Teropongdaily, Medan-Haji politik memang sudah menjadi fenomena musiman. Hal ini lazim dilakukan bagi mereka calon anggota dewan yang memiliki hajat atau bagi mereka anggota dewan yang sudah menjabat. Bagi mereka yang masih (calon) anggota dewan hal ini perlu dilakukan guna menarik atensi dan meningkatkan elektabilitas. Sementara bagi mereka yang (sudah) menjadi anggota dewan, ini berguna untuk menjaga elektabilitas guna bekal dipemilihan berikutnya.
Di negara berkembang seperti Indonesia 75% mayoritas masyarakatnya adalah Muslim. Maka dari itu, memiliki citra yang baik dengan cara melaksanakan ibadah haji menjadi sangatlah penting. Bagaimana tidak, muslim di Indonesia itu mayoritas dan otomatis akan banyak suara dari mereka!
Kita yang notabene rakyat bukannya kritis, malah ikut tertipu dengan imaji palsu yang mereka buat.
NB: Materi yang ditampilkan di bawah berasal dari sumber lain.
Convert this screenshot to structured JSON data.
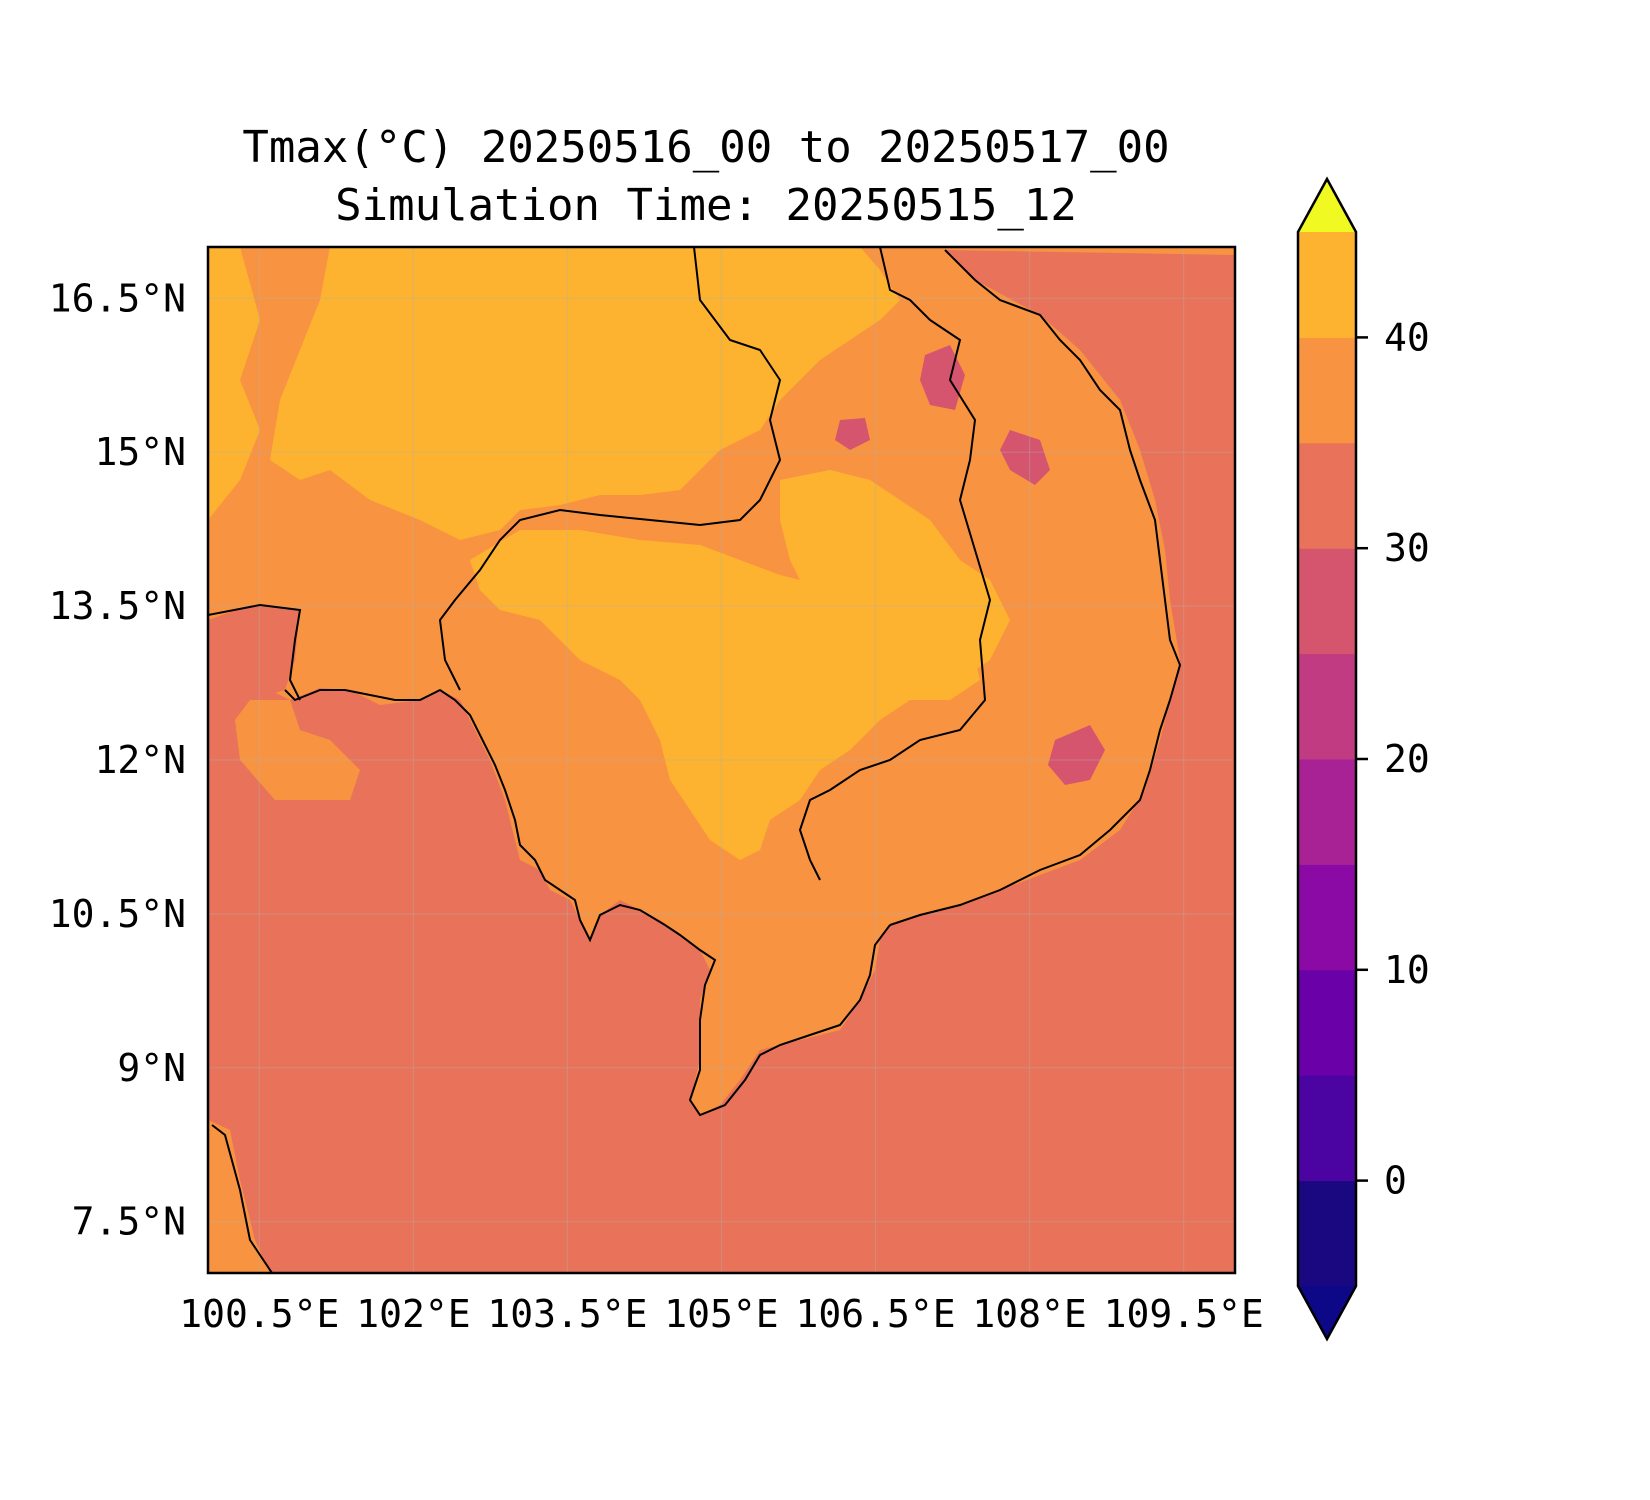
{
  "title": {
    "line1": "Tmax(°C) 20250516_00 to 20250517_00",
    "line2": "Simulation Time: 20250515_12"
  },
  "map": {
    "lon_range": [
      100.0,
      110.0
    ],
    "lat_range": [
      7.0,
      17.0
    ],
    "grid": true,
    "coastlines": true,
    "borders": true,
    "x_ticks": [
      {
        "value": 100.5,
        "label": "100.5°E"
      },
      {
        "value": 102.0,
        "label": "102°E"
      },
      {
        "value": 103.5,
        "label": "103.5°E"
      },
      {
        "value": 105.0,
        "label": "105°E"
      },
      {
        "value": 106.5,
        "label": "106.5°E"
      },
      {
        "value": 108.0,
        "label": "108°E"
      },
      {
        "value": 109.5,
        "label": "109.5°E"
      }
    ],
    "y_ticks": [
      {
        "value": 16.5,
        "label": "16.5°N"
      },
      {
        "value": 15.0,
        "label": "15°N"
      },
      {
        "value": 13.5,
        "label": "13.5°N"
      },
      {
        "value": 12.0,
        "label": "12°N"
      },
      {
        "value": 10.5,
        "label": "10.5°N"
      },
      {
        "value": 9.0,
        "label": "9°N"
      },
      {
        "value": 7.5,
        "label": "7.5°N"
      }
    ]
  },
  "colorbar": {
    "levels": [
      -5,
      0,
      5,
      10,
      15,
      20,
      25,
      30,
      35,
      40,
      45
    ],
    "colors": [
      "#1a0880",
      "#4b03a1",
      "#6a00a8",
      "#8b0aa5",
      "#a82296",
      "#c13b82",
      "#d5546e",
      "#e8735a",
      "#f89441",
      "#fdb32f",
      "#f5e125"
    ],
    "extend_under_color": "#0d0887",
    "extend_over_color": "#f0f921",
    "ticks": [
      {
        "value": 0,
        "label": "0"
      },
      {
        "value": 10,
        "label": "10"
      },
      {
        "value": 20,
        "label": "20"
      },
      {
        "value": 30,
        "label": "30"
      },
      {
        "value": 40,
        "label": "40"
      }
    ]
  }
}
Bagaimana tidak, bagi kita terlihat baik jauh lebih penting ketimbang menjadi baik itu sendiri. Sudah menjadi hal alamiah dan naluriah jika kita akan memvonis segala sesuatu awalnya melalui penampilan. Hanya mereka yang sudah tercerahkan dan teredukasi lah yang tidak akan melakukan hal tersebut.
Maka dari itu dirasa perlu atau memang sangat perlu untuk pergi haji bagi calon anggota dewan dan calon Presiden apalagi menjelang tahun-tahun politik. Selain untuk meminta restu kepada Sang Illahi, hal ini juga dapat membantu mereka menciptakan imaji bahwa mereka adalah seseorang yang religius dan beragama.
Jadi jangan heran kalau isu Suku, Agama, Ras dan Antar golongan (SARA) sampai kapan pun akan terus dibicarakan. Semua itu disebabkan karena tingkat kesadaran dan pemahaman politik di negeri kita yang masih cukup rendah. Jangan heran pula, menjelang tahun politik banyak yang menjadi pribadi yang religius juga alim karena sangatlah mudah memframing sosok calon pemimpin sebagai sosok yang religius sehingga banyak rakyat yang akan percaya lalu kemudian memilihnya.
Kebanyakan rakyat Indonesia memilih seorang calon pemimpin bukan karena visi-misi, program kerja atau kinerja, mereka memilih karena latar belakang agama dan kesalihannya. Calon pemimpin yang memang licik dan cerdik pun memanfaatkan momentum ini lalu voila politik identitas tercipta, strategi pecah belahnya pun terjalankan. Mau sampai kapan perihal isu Suku, Ras, terutama Agama menjadi komoditas utama yang akan selalu dibahas menjelang pemilihan?
Kita mungkin tidak setuju dengan konsepsi pemikiran Machiavelli dan para Machiavellian perihal cara meraih kekuasaan. Sebab kita dituntut untuk menjadi taktis, pragmatis, juga licik. Namun belakangan, justru cara inilah yang dinilai paling realistis dan paling praktis. Tidak ada sopan santun dalam hal politik, tidak ada benar-salah dalam hal politik, selagi itu berguna dan bermanfaat untuk meraih kursi kekuasaan, maka halalkan lah berbagai macam cara.